Recently released Notice 2026-11 provides interim guidance implementing amendments to Section 168(k) for bonus depreciation enacted by the OBBBA. Taxpayers can rely on the notice for property placed in service in tax years before proposed regulations are published if the taxpayer follows the guidance in its entirety for all eligible property beginning with the first taxable year in which the taxpayer relies on the notice.
As enacted by the Tax Cuts and Jobs Act of 2017 (TCJA), Section 168(k) provides a 100% additional first-year depreciation deduction for qualified property acquired after Sept. 27, 2017, with a scheduled phase-down of the applicable percentage to zero for property placed in service on or after Jan. 1, 2027 (and Jan. 1, 2028, for certain long‑production property and aircraft). Treasury Regulation Section 1.168(k)-2 sets TCJA bonus depreciation acquisition, binding contract, self‑construction, and placed‑in‑service rules and procedures for component elections and for Section 168(k)(5), (7), and (10) elections.
The OBBBA amends Section 168(k) to provide a permanent 100% additional first-year depreciation deduction for qualified property acquired and for specified plants planted or grafted after Jan. 19, 2025. The OBBBA also modifies Section 168(k)(10) to permit taxpayers to elect reduced percentages (40%, or 60% for certain long‑production property and aircraft) in the taxpayer’s first taxable year ending after Jan. 19, 2025. Additionally, the OBBBA adds qualified sound recording productions to the definition of qualified property for productions commencing in taxable years ending after July 4, 2025.
Notice 2026-11 provides interim rules that generally apply the current Treasury Regulation Section 1.168(k)-2 to OBBBA bonus depreciation and explains how sound recording productions fit into the bonus depreciation framework.
Under the interim guidance, taxpayers generally should use the substance of Treasury Regulation Section 1.168(k)-2 to identify property that qualifies for OBBBA bonus depreciation and calculate their OBBBA bonus depreciation amount. The notice explains how the TCJA regulations should be modified to account for the OBBBA effective dates and the fact that OBBBA bonus depreciation is permanent.
For instance, taxpayers can use the Treasury Regulation Section 1.168(k)-2 written binding contract, nonbinding contract, and self‑construction start‑of‑work rules with the substituted dates to identify whether property or specified plants were acquired, planted, or grafted after Jan. 19, 2025. For qualified sound recording productions, taxpayers can treat the acquisition date as the date principal recording commences and the placed‑in‑service date as the initial release or broadcast.

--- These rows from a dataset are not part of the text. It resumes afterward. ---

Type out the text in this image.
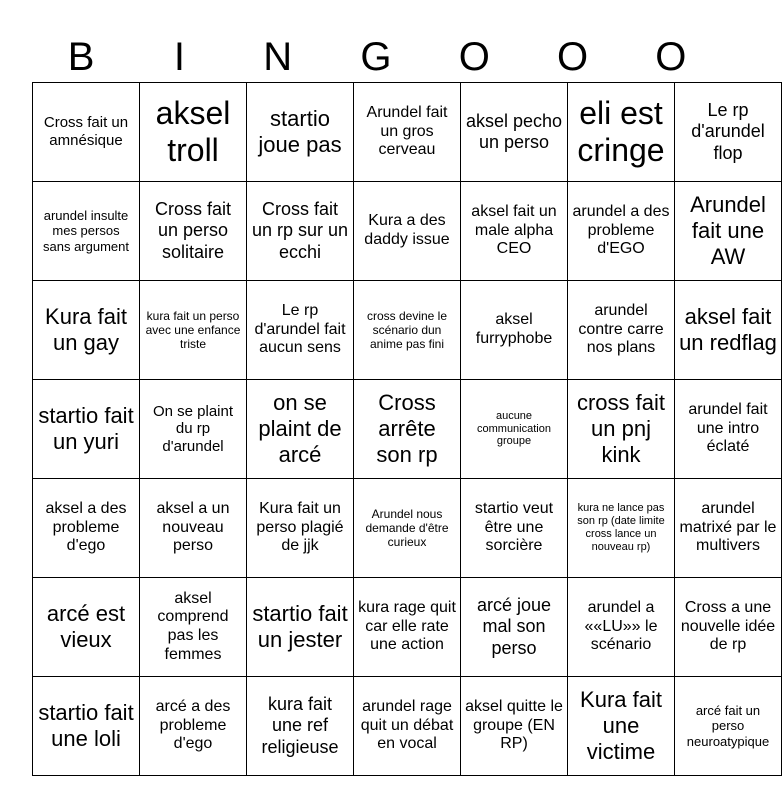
B	I	N	G	O	O	O
Cross fait un amnésique	aksel troll	startio joue pas	Arundel fait un gros cerveau	aksel pecho un perso	eli est cringe	Le rp d'arundel flop
arundel insulte mes persos sans argument	Cross fait un perso solitaire	Cross fait un rp sur un ecchi	Kura a des daddy issue	aksel fait un male alpha CEO	arundel a des probleme d'EGO	Arundel fait une AW
Kura fait un gay	kura fait un perso avec une enfance triste	Le rp d'arundel fait aucun sens	cross devine le scénario dun anime pas fini	aksel furryphobe	arundel contre carre nos plans	aksel fait un redflag
startio fait un yuri	On se plaint du rp d'arundel	on se plaint de arcé	Cross arrête son rp	aucune communication groupe	cross fait un pnj kink	arundel fait une intro éclaté
aksel a des probleme d'ego	aksel a un nouveau perso	Kura fait un perso plagié de jjk	Arundel nous demande d'être curieux	startio veut être une sorcière	kura ne lance pas son rp (date limite cross lance un nouveau rp)	arundel matrixé par le multivers
arcé est vieux	aksel comprend pas les femmes	startio fait un jester	kura rage quit car elle rate une action	arcé joue mal son perso	arundel a ««LU»» le scénario	Cross a une nouvelle idée de rp
startio fait une loli	arcé a des probleme d'ego	kura fait une ref religieuse	arundel rage quit un débat en vocal	aksel quitte le groupe (EN RP)	Kura fait une victime	arcé fait un perso neuroatypique
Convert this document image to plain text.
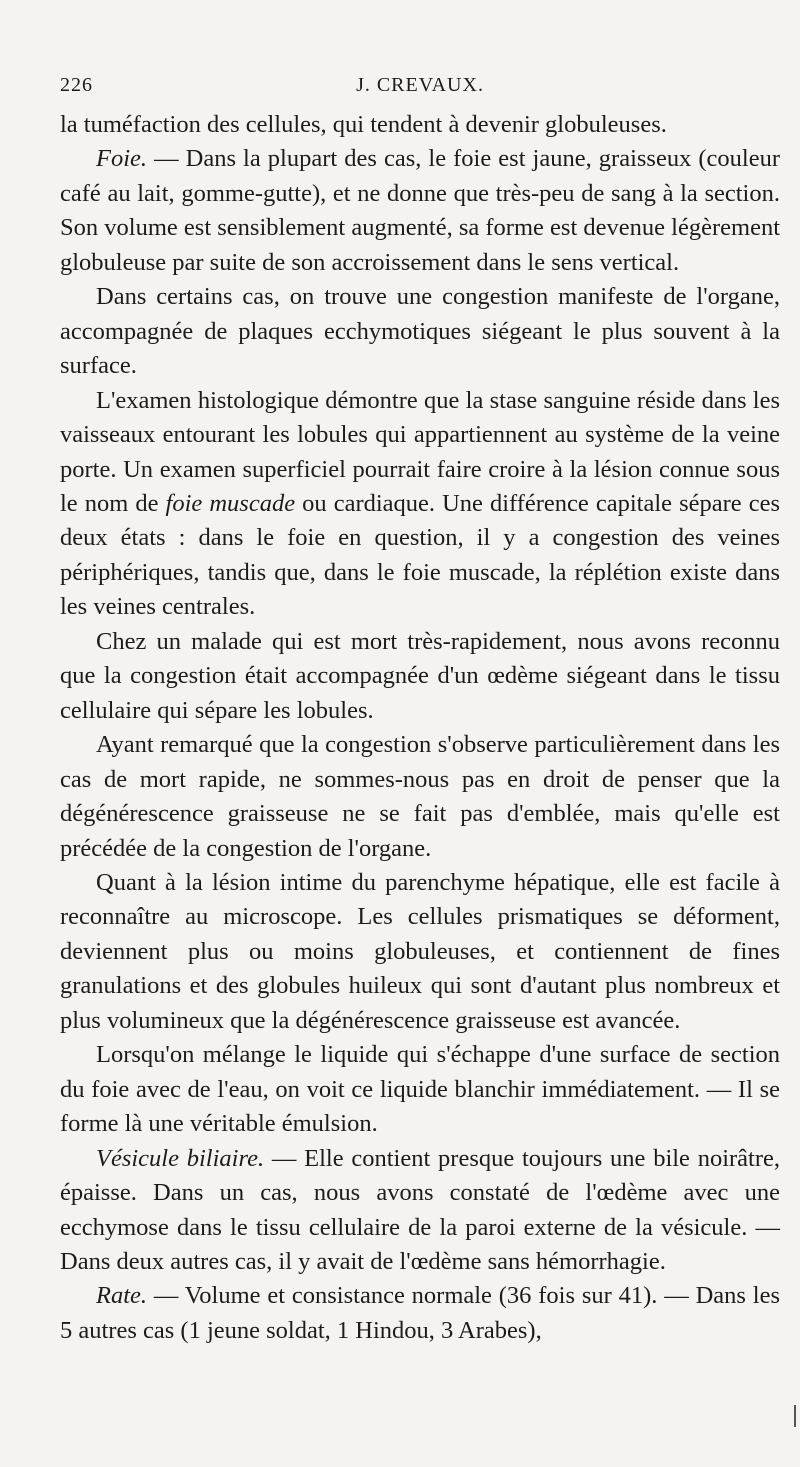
226	J. CREVAUX.

la tuméfaction des cellules, qui tendent à devenir globuleuses.

Foie. — Dans la plupart des cas, le foie est jaune, graisseux (couleur café au lait, gomme-gutte), et ne donne que très-peu de sang à la section. Son volume est sensiblement augmenté, sa forme est devenue légèrement globuleuse par suite de son accroissement dans le sens vertical.

Dans certains cas, on trouve une congestion manifeste de l'organe, accompagnée de plaques ecchymotiques siégeant le plus souvent à la surface.

L'examen histologique démontre que la stase sanguine réside dans les vaisseaux entourant les lobules qui appartiennent au système de la veine porte. Un examen superficiel pourrait faire croire à la lésion connue sous le nom de foie muscade ou cardiaque. Une différence capitale sépare ces deux états : dans le foie en question, il y a congestion des veines périphériques, tandis que, dans le foie muscade, la réplétion existe dans les veines centrales.

Chez un malade qui est mort très-rapidement, nous avons reconnu que la congestion était accompagnée d'un œdème siégeant dans le tissu cellulaire qui sépare les lobules.

Ayant remarqué que la congestion s'observe particulièrement dans les cas de mort rapide, ne sommes-nous pas en droit de penser que la dégénérescence graisseuse ne se fait pas d'emblée, mais qu'elle est précédée de la congestion de l'organe.

Quant à la lésion intime du parenchyme hépatique, elle est facile à reconnaître au microscope. Les cellules prismatiques se déforment, deviennent plus ou moins globuleuses, et contiennent de fines granulations et des globules huileux qui sont d'autant plus nombreux et plus volumineux que la dégénérescence graisseuse est avancée.

Lorsqu'on mélange le liquide qui s'échappe d'une surface de section du foie avec de l'eau, on voit ce liquide blanchir immédiatement. — Il se forme là une véritable émulsion.

Vésicule biliaire. — Elle contient presque toujours une bile noirâtre, épaisse. Dans un cas, nous avons constaté de l'œdème avec une ecchymose dans le tissu cellulaire de la paroi externe de la vésicule. — Dans deux autres cas, il y avait de l'œdème sans hémorrhagie.

Rate. — Volume et consistance normale (36 fois sur 41). — Dans les 5 autres cas (1 jeune soldat, 1 Hindou, 3 Arabes),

Additionally, the notice allows taxpayers to make certain elections that were available for TCJA bonus depreciation, including the component election and other elections under Section 168(k)(5) (the election to take bonus depreciation on specified plants), Section 168(k)(7) (the election out of bonus depreciation for a particular class), and Section 168(k)(10) (the election to deduct 50% instead of 100% bonus depreciation). The notice instructs taxpayers making these elections to follow procedures consistent with Treasury Regulation Section 1.168(k)-2 and the instructions for Form 4562, “Depreciation and Amortization (Including Information on Listed Property),” and to attach required statements to their timely filed return (including extensions). The notice also addresses rules for bonus depreciation in the case of consolidated groups.
A cost segregation study can assist taxpayers in evaluating eligibility to make a component election under Treasury Regulation Section 1.168(k)-2 to claim bonus depreciation for certain components of a larger project that might not otherwise meet the OBBBA bonus depreciation effective dates.
Notice 2026-11 explains when and how taxpayers can claim OBBBA bonus depreciation, including generous rules allowing application of certain TCJA elections (with modification). The notice also provides rules for applying these rules to sound recording productions and in the case of consolidated groups. Taxpayers should consult their tax advisers to determine how these interim rules affect them and whether additional bonus depreciation might be available.